Today China announced that agents from the government anti-graft division raided the home of a man named Ma Chaoqun. Mr. Chaoqun is the former head of a state-controlled company called Beidaihe Water Supply Corporation. This is a position that comes with an annual salary of roughly $50,000. That salary doesn’t quite match up to what agents found in the home. Here’s a highlight of what agents discovered hidden in this civil servant’s humble abode:
- 120 million yuan in currency = $19.6 million USD.

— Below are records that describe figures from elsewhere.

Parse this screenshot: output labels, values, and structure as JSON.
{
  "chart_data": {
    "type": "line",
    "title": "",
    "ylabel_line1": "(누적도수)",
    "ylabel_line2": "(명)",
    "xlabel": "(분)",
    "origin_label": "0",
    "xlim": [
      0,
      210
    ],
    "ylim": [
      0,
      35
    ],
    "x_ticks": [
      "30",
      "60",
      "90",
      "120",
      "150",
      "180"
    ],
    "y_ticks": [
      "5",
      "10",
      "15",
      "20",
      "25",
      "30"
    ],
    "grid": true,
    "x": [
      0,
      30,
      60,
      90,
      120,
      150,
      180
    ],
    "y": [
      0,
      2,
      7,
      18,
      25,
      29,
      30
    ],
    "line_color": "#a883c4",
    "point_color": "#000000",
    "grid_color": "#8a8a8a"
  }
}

- 82 pounds of gold = $1.574 million
- Ownership documents connected to 68 homes and apartment units near the area of the raid. Chinese President Xi Jinping is on the hunt to fight corruption. In the first 10 months of 2014 alone, China has arrested, prosecuted and sentenced over 13,000 officials who were guilty of some form of corruption or bribery. President Xi has been targeting what he calls “flies” (lower-ranking government officials) as well as “tigers” (higher-ranking, senior officials) within the ruling political party. Because of these prosecutions, Chinese political officials are committing suicide at alarmingly high rate. Since 2013, at least 62 public officials have died from “unnatural” circumstances. Of those, 32 have been confirmed as suicides. And those are just the officially confirmed deaths. Unlike in the US where a corrupt white-collar criminal gets probation, or maybe spends a year at a country-club prison, China literally executes its worst offenders. Just a few weeks ago, on October 17, a Chinese rail official was found guilty of taking $7.7 million worth of bribes from companies looking to secure construction contracts, over an 11-year period. Not only was the rail official sentenced to death, all of his immediate family’s property was forfeited to the state.